The term Zip Bombs refers to compressed files that, when unzipped, release a huge amount of data, which the victim's computer cannot process in memory or cannot save to disk, causing the system to crash.
These small compressed files can expand to fill your machine with more data than it can handle. So imagine surfing on Internet and suddenly, your browser freezes, not loading any pages, even though you have a strong connection with your provider.
In this case you may have fallen victim to a zip bomb, or otherwise a decompression bombcompressions) or an encoding bomb.
But let's take a closer look at what exactly zip bombs are and what steps you should take to protect yourself from this malicious attack.
What are Zip Bombs?
A zip bomb, which you may also hear as “zip of death”, is a large compressed file that is often sent by malicious users to flood your system or a specific program once you open it. It is common for these bombs to contain malware and viruses.
A zip bomb on your device is not harmful until you open it. Emails are one of the most common ways you might receive zip bombs. These bombs can also accompany downloads from unsafe locations.
You should not confuse a zip bomb with a regular ZIP file. Although called a “zip bomb”, not all zip bombs are ZIP files. A zip bomb can be a program (such as .exe files) or a compressed installer file, not necessarily a ZIP file.
How do Zip Bombs work?
Zip bombs, at first glance, appear to be just tiny files of a few kilobytes, like a standard zip file. However, once you open them up, they reveal their enormous sizes, which can be large exabytes or petabytes. We're talking several million gigabytes of meaningless, nonsensical text or media crammed into a compressed file!
For example, a 5 petabyte file containing only zeros can easily be compressed to 48 kilobytes, because the ZIP compression system can handle repetitive data with great technique, multiplying the compression ratio.
A zip bomb is typically used as the first stage in a malicious attack software and is sent as a trick to distract the antivirus software from the main goal, which is usually to introduce malware or steal and change of data in the system.
This secondary but main goal is accomplished when other malware accesses and infects your PC while your antivirus is fighting the zip bomb.
Types of zip bombs
Zip bombs are different slightly in their composition and, consequently, in their methods of attack. Some consist of files nested within each other, such as Russian Matryoshka dolls, nesting one inside the other, while others are like overlapping sheets stuck together and compressed many times.
However, they all have the sole motive of causing your system and antivirus application to crash.
In general, we would distinguish them into two types, depending on the technique they follow:
1. Recursive Zip Bombs
Recursive Zip Bombs are so named because they exist as a unit of multiple large files nested inside each other. Upon its opening of the original file, all files are opened, one after the other, causing a seemingly endless string of mostly repetitive data.

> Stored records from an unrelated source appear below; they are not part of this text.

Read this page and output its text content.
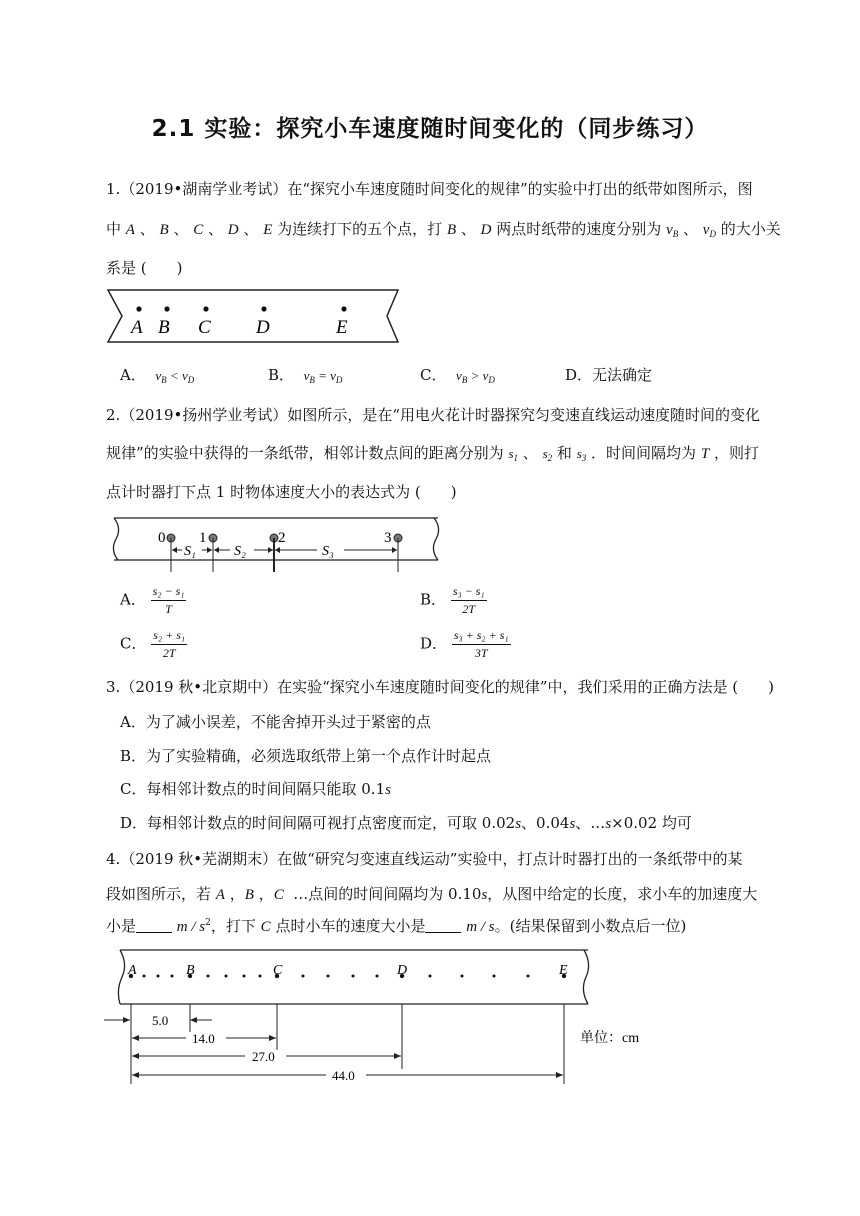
2.1 实验：探究小车速度随时间变化的（同步练习）
1.（2019•湖南学业考试）在“探究小车速度随时间变化的规律”的实验中打出的纸带如图所示，图
中 A 、 B 、 C 、 D 、 E 为连续打下的五个点，打 B 、 D 两点时纸带的速度分别为 $v_B$ 、 $v_D$ 的大小关
系是 (　　)
A B C D	E
A． $v_B < v_D$	B． $v_B = v_D$	C． $v_B > v_D$	D．无法确定
2.（2019•扬州学业考试）如图所示，是在“用电火花计时器探究匀变速直线运动速度随时间的变化
规律”的实验中获得的一条纸带，相邻计数点间的距离分别为 $s_1$ 、 $s_2$ 和 $s_3$ ．时间间隔均为 T ，则打
点计时器打下点 1 时物体速度大小的表达式为 (　　)
0 1	2	3
S₁	S₂	S₃
A． $\frac{\text{s₂ − s₁}}{T}$	B． $\frac{\text{s₃ − s₁}}{2T}$
C． $\frac{\text{s₂ + s₁}}{2T}$	D． $\frac{\text{s₃ + s₂ + s₁}}{3T}$
3.（2019 秋•北京期中）在实验“探究小车速度随时间变化的规律”中，我们采用的正确方法是 (　　)
A．为了减小误差，不能舍掉开头过于紧密的点
B．为了实验精确，必须选取纸带上第一个点作计时起点
C．每相邻计数点的时间间隔只能取 0.1s
D．每相邻计数点的时间间隔可视打点密度而定，可取 0.02s、0.04s、…s×0.02 均可
4.（2019 秋•芜湖期末）在做“研究匀变速直线运动”实验中，打点计时器打出的一条纸带中的某
段如图所示，若 A ，B ，C …点间的时间间隔均为 0.10s，从图中给定的长度，求小车的加速度大
小是	m / $s^2$，打下 C 点时小车的速度大小是	m / s。(结果保留到小数点后一位)
A	B	C	D	E
5.0
14.0
27.0
44.0
单位：cm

A famous example of a recursive zip bomb is the file “42.zip”, which appears to be a harmless tiny file of only about 42 kilobytes. This archive contains five levels of nested zip files in sets of 16, each lower level file containing a 4,3 gigabyte file, bringing the final total to 4,5 petabytes of uncompressed data.
This zip bomb is freely available to download online if you look for it, but beware. Even the best computers will be severely stressed and may eventually crash.
2. Non-Recursive Zip Bombs
Non-Recursive Zip Bombs only need one decompression round to unzip all the junk hidden inside.
These can be slightly more dangerous than Recursive zip bombs, as they are less likely to be detected by anti-virus software. Most antivirus applications detect Recursive Zip Bombs because they look for nested compressed files.
How to spot a zip bomb
It is difficult to distinguish between a regular zip archive and a zip bomb at a glance. They are both small in size, seem to take up no space, and need to be unzipped to view.
However, modern anti-virus software applications can detect the data compression technique.
How to protect against a zip bomb
Zip bombs are used as decoys to infect the computer with other software, which is why they are mostly weaponized and used to attack unsuspecting users.
Most attacks come from malicious rogues and you need to protect yourself from the effects of a zip bomb. The best ways to be protected are:
1. Always have a good antivirus software that is always up to date. If you receive a notification from your antivirus about a suspicious zip bomb, delete it without opening it.
2. Only interact with trusted websites. Countless websites on the internet are not secure. Avoid downloading files from sites where you cannot verify their authenticity or safety.
3. Thoroughly check your incoming emails, especially those containing attachments. You may sometimes find that you have received an email from a strange address with an attachment. If you don't recognize the sender, don't open it.
How to get rid of a zip bomb
In the unfortunate event that your device is hit by a zip bomb, you may need to factory reset your device, especially if you've tried to open or unzip the zip bomb.
You can also use applications available online that can scan and remove zip bombs. All good anti-virus software has such a feature.
All you will need to do is reboot your system and the bomb will be gone.